Gender Inequality In The Dress Code And Its Impact

With biased and confusing dress codes in place, many students are left wondering: Whats acceptable to wear? Photo from Google Creative Commons

With biased and confusing dress codes in place, many students are left wondering: “What’s acceptable to wear?” Photo from Google Creative Commons

A dress code is implemented in almost every public school in the United States. School and district administrators claim that they are applied with the intent to prevent distractions in the classroom and to enforce a work-place like environment. However, feminine presenting students around the country have opened up and said that they feel personally attacked and objectified by the dress code. We even saw it affect our own school, as in the beginning of the 2022-2023 school year, a group of students created the Brunswick High School Student Dress Code Advisory Council, as a way to combat the dress code at Brunswick.

One of these students, Bella Amell, claims that “the experience of being dress coded” is humiliating, and reinforces gender stereotypes that stick with students long after they graduate. When students are dress coded, they miss valuable class time simply because of what they are wearing. The dress code also imposes an inconsistent, often gender-targeted enforcement system, in which violations are subject to the interpretation of individual staff members and administrators. The FCPS dress code policy additionally fails to recognize that all students and staff members are responsible for managing their own personal distractions, without regulating individual students’ clothing or self expression.” The gender inequality in which Bella comments on, is perhaps the reason why the dress code is so controversial. The dress code is notorious for targeting feminine students, which provides a negative attitude towards natural feminine bodies. Bella Amell also states that “the FCPS dress code prohibits clothing that is ‘cut low at the neck’ and ‘exposes bare midriff.’” Many of these restrictions primarily apply to feminine students, but also disproportionately affect students based on body type and size. While the FCPS dress code also prohibits hats and hoods, a restriction that applies primarily to masculine students, this restriction has been removed from the BHS dress code, contributing to selective enforcement and ultimately undermining the legitimacy of the FCPS dress code policy.”

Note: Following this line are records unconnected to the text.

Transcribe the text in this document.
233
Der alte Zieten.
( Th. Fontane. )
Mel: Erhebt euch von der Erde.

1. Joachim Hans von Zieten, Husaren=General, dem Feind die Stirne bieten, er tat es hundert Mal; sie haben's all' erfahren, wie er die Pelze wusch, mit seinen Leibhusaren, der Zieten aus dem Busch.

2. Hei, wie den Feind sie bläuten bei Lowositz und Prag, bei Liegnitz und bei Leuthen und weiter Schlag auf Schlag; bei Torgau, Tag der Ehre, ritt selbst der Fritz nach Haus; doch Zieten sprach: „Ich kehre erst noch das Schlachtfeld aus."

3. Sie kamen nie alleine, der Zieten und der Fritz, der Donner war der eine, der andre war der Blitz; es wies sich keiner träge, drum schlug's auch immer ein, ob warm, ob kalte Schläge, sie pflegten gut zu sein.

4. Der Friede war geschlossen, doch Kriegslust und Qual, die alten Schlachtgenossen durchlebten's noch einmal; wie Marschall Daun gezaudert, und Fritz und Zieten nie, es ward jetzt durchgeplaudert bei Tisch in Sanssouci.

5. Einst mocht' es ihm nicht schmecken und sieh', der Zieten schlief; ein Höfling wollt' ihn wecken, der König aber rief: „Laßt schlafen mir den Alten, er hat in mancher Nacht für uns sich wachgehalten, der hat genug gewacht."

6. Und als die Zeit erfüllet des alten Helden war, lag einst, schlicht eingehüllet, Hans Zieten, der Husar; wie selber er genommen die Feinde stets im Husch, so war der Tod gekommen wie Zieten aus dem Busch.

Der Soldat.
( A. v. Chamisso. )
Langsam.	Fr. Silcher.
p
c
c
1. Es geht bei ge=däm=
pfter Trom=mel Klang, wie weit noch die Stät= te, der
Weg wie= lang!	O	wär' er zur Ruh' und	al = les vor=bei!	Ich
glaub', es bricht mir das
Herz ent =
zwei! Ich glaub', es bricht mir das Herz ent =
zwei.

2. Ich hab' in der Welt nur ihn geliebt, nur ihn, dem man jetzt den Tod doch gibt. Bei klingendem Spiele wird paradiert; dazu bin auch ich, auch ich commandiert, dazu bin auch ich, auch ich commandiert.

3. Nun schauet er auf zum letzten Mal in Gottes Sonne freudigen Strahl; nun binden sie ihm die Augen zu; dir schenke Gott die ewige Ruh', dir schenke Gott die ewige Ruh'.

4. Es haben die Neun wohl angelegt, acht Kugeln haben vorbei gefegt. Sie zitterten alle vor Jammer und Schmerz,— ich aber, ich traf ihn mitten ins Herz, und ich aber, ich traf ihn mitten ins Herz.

If you are a student at BHS, the best way to get involved in tackling the dress code, and the outdated, negative ideas in which it enforces is to become a member of the Brunswick High School Student Dress Code Advisory Council. Bella Amell reveals that “In addition to petitioning the FCPS dress code, the council is collecting testimonies, or a recollection of your experience with the dress code. Testimonies are anonymous, and help staff and members of the Board of Education see how the dress code impacts students, and how it actually gets enforced. We have also recently begun working with the Ruth Project, a national gender equity nonprofit that specializes in dress code reform and sexual harassment initiatives.” However, if you are not a student at BHS, the best way to petition the dress code in your own school is to “sign our petition to reform the FCPS dress code, students can show FCPS staff and members of the Board of Education how many people are on our side and want change. In the event that you are dress coded, make sure that the staff member or administrator is able to point to the exact section of the dress code you violated. All students have the right to appeal their dress code violation.”